Both Professors dropped to the floor as bullets now flew in every direction. Anastas saw Khomenko fly backwards and hit the wall his bodyguards doing a funny jig as they were riddled with lead. Kurochkin was dying as he lay spread eagle on the wooden floor, his soldiers tried running for cover but were gunned down. A badly wounded Sergeant fired his last few rounds into an equally injured bodyguard. Soon after his eyes glazed over, he let out a moan and flopped face down on an ornate rug.
In what seemed like minutes took only seconds. All was quiet. The large room was heavy with the scent of cordite. Both Bagramyan and Dmitrov got up, and began to leave their footsteps crunching on shattered glass and plaster. Anastas looked over to Khomenko who was quite dead. He glanced over to the lifeless General who lay like a beached whale, his eyes wide open staring up at the ceiling.
“Anastas! Come on! We have to get out of here now!”, Daniil motioned.
They both ran outside using a side entrance. The air was cold and refreshing and both breathed in deeply. It wouldn’t be long before others came and he didn’t want to be here when they did.
“I have keys to a jeep Anastas. Come on!”, he yelled as Bagramyan looked into a Lada.
“You go Daniil!”
Dmitrov ran over to Bagramyan.
“Anastas we must go together we can get away.”, he said adamantly.
“I’m taking this car. You go on. Go to your family Daniil.”, he replied soothingly.
Dmitrov just stood there looking into his former professor’s eyes. He could see tears forming and suddenly he knew where Prof. Bagramyan was going.
“You can’t Anastas. The city will be wiped off the map, you’ll die!”

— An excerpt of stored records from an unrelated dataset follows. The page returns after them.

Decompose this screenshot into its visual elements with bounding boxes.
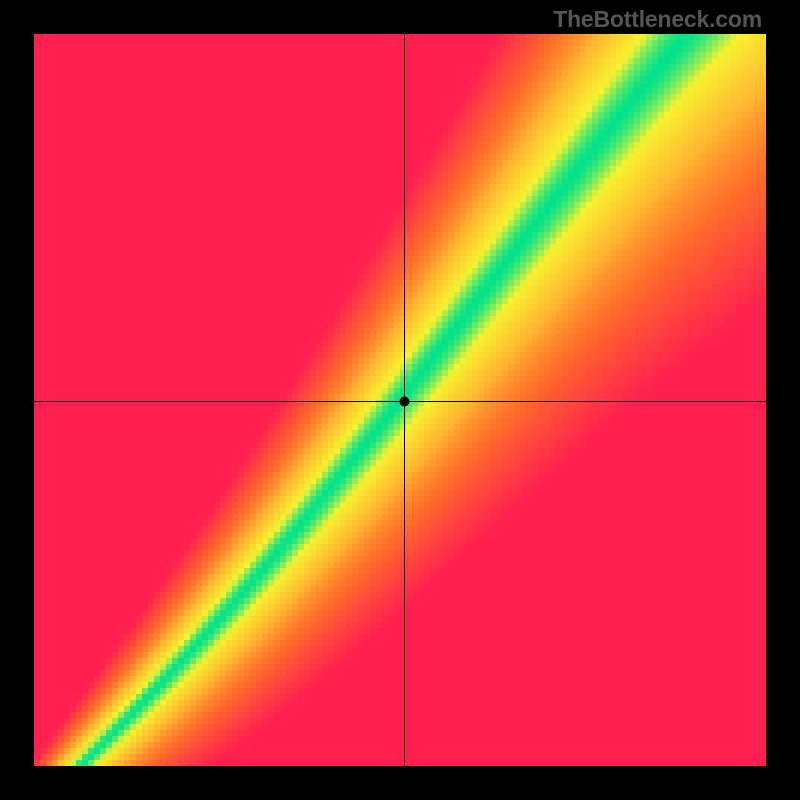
watermark-text: TheBottleneck.com: [553, 6, 762, 33]
bottleneck-heatmap: [0, 0, 800, 800]
chart-container: TheBottleneck.com: [0, 0, 800, 800]
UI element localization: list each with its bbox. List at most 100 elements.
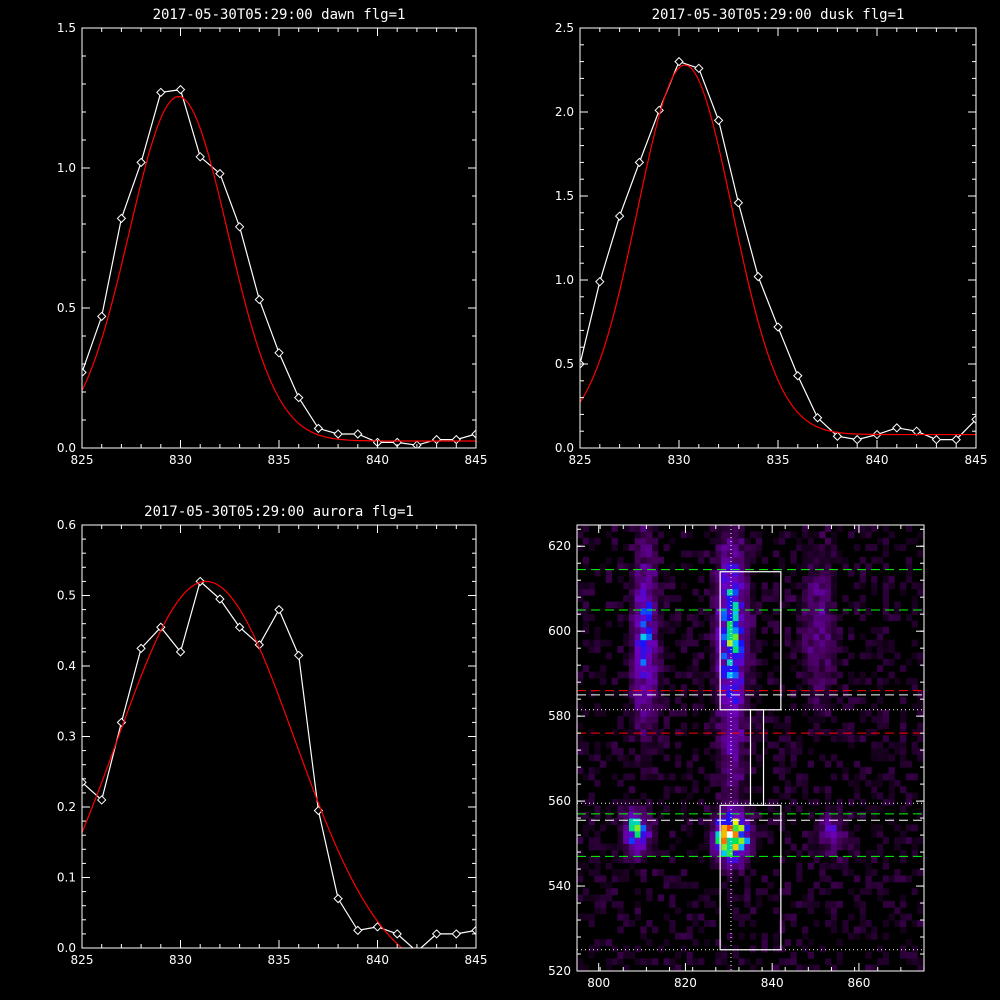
heatmap-cell xyxy=(836,614,843,622)
heatmap-cell xyxy=(853,677,861,685)
heatmap-cell xyxy=(640,607,647,615)
heatmap-cell xyxy=(721,537,728,545)
heatmap-cell xyxy=(703,900,711,908)
heatmap-cell xyxy=(640,824,647,832)
heatmap-cell xyxy=(698,620,705,628)
heatmap-cell xyxy=(888,575,895,583)
heatmap-cell xyxy=(750,633,757,641)
heatmap-cell xyxy=(807,697,815,704)
heatmap-cell xyxy=(738,658,745,666)
heatmap-cell xyxy=(634,722,641,730)
y-tick-label: 620 xyxy=(548,539,571,553)
heatmap-cell xyxy=(876,754,884,762)
heatmap-cell xyxy=(709,709,716,717)
heatmap-cell xyxy=(651,626,659,634)
heatmap-cell xyxy=(830,595,838,602)
heatmap-cell xyxy=(577,869,584,876)
heatmap-cell xyxy=(836,760,843,768)
heatmap-cell xyxy=(830,856,838,864)
heatmap-cell xyxy=(790,760,797,768)
heatmap-cell xyxy=(605,531,613,539)
heatmap-cell xyxy=(721,716,728,724)
heatmap-cell xyxy=(830,607,838,615)
heatmap-cell xyxy=(917,811,924,819)
heatmap-cell xyxy=(634,837,641,845)
heatmap-cell xyxy=(819,544,826,551)
data-point xyxy=(175,84,186,95)
heatmap-cell xyxy=(900,900,907,908)
heatmap-cell xyxy=(732,614,740,622)
data-point xyxy=(471,429,476,439)
data-point xyxy=(931,434,942,445)
heatmap-cell xyxy=(738,677,745,685)
heatmap-cell xyxy=(669,652,676,660)
x-tick-label: 825 xyxy=(71,953,94,967)
heatmap-cell xyxy=(726,588,734,596)
y-tick-label: 2.0 xyxy=(555,105,574,119)
heatmap-cell xyxy=(819,588,826,596)
heatmap-cell xyxy=(657,773,665,781)
heatmap-cell xyxy=(628,569,636,577)
heatmap-cell xyxy=(853,900,861,908)
heatmap-cell xyxy=(784,849,791,857)
heatmap-cell xyxy=(744,569,751,577)
heatmap-cell xyxy=(657,945,665,953)
heatmap-cell xyxy=(773,588,780,596)
heatmap-cell xyxy=(848,601,855,609)
heatmap-cell xyxy=(859,614,866,622)
heatmap-cell xyxy=(848,811,855,819)
heatmap-cell xyxy=(744,550,751,558)
heatmap-cell xyxy=(882,773,890,781)
heatmap-cell xyxy=(819,754,826,762)
heatmap-cell xyxy=(767,595,774,602)
heatmap-cell xyxy=(709,856,716,864)
heatmap-cell xyxy=(801,544,809,551)
heatmap-cell xyxy=(628,811,636,819)
heatmap-cell xyxy=(721,677,728,685)
heatmap-cell xyxy=(853,735,861,743)
heatmap-cell xyxy=(669,709,676,717)
heatmap-cell xyxy=(721,582,728,590)
heatmap-cell xyxy=(634,945,641,953)
heatmap-cell xyxy=(715,633,722,641)
heatmap-cell xyxy=(778,945,786,953)
heatmap-cell xyxy=(686,550,693,558)
heatmap-cell xyxy=(848,741,855,749)
heatmap-cell xyxy=(605,964,613,971)
heatmap-cell xyxy=(888,646,895,653)
heatmap-cell xyxy=(911,639,918,647)
heatmap-cell xyxy=(732,722,740,730)
heatmap-cell xyxy=(842,658,849,666)
heatmap-cell xyxy=(703,894,711,902)
heatmap-cell xyxy=(709,582,716,590)
y-tick-label: 0.3 xyxy=(57,730,76,744)
heatmap-cell xyxy=(836,830,843,838)
heatmap-cell xyxy=(663,881,670,889)
heatmap-cell xyxy=(825,843,832,851)
heatmap-cell xyxy=(686,958,693,966)
heatmap-cell xyxy=(761,639,768,647)
heatmap-cell xyxy=(830,556,838,564)
heatmap-cell xyxy=(900,951,907,959)
heatmap-cell xyxy=(646,665,653,673)
heatmap-cell xyxy=(669,563,676,571)
heatmap-cell xyxy=(911,837,918,845)
heatmap-cell xyxy=(738,595,745,602)
heatmap-cell xyxy=(750,805,757,813)
heatmap-cell xyxy=(628,563,636,571)
heatmap-cell xyxy=(807,862,815,870)
heatmap-cell xyxy=(848,798,855,806)
heatmap-cell xyxy=(859,907,866,915)
heatmap-cell xyxy=(634,754,641,762)
heatmap-cell xyxy=(750,607,757,615)
heatmap-cell xyxy=(778,926,786,934)
heatmap-cell xyxy=(623,658,630,666)
heatmap-cell xyxy=(750,849,757,857)
heatmap-cell xyxy=(594,537,601,545)
heatmap-cell xyxy=(611,544,618,551)
heatmap-cell xyxy=(634,907,641,915)
heatmap-cell xyxy=(640,537,647,545)
heatmap-cell xyxy=(680,633,688,641)
heatmap-cell xyxy=(813,677,820,685)
heatmap-cell xyxy=(744,760,751,768)
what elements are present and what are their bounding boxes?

“I know………………………………...but you see it’s my fault…………everything.”
“That isn’t true!! It was Golubev who tricked you! He set the fire, he stole the sample…………not you!!”
“But I was a fool to create it. I just wanted to see if it could be done.”, Anastas shrugged.
“Please think! There’s no point Anastas.”
“I can help the people in Omsk like I did in Stalingrad. That’s something. When the bomb comes it will be my punishment. Now go Daniil…….please!”
Professor Dmitrov quickly trotted to an Army jeep and pulled away. Before he set off he saw Anastas Bagramyan get in the blue Lada and drive off east towards Omsk. He watched as the red tail lights couldn’t be seen anymore.
“Goodbye Anastas.”, Daniil said as he drove heading west.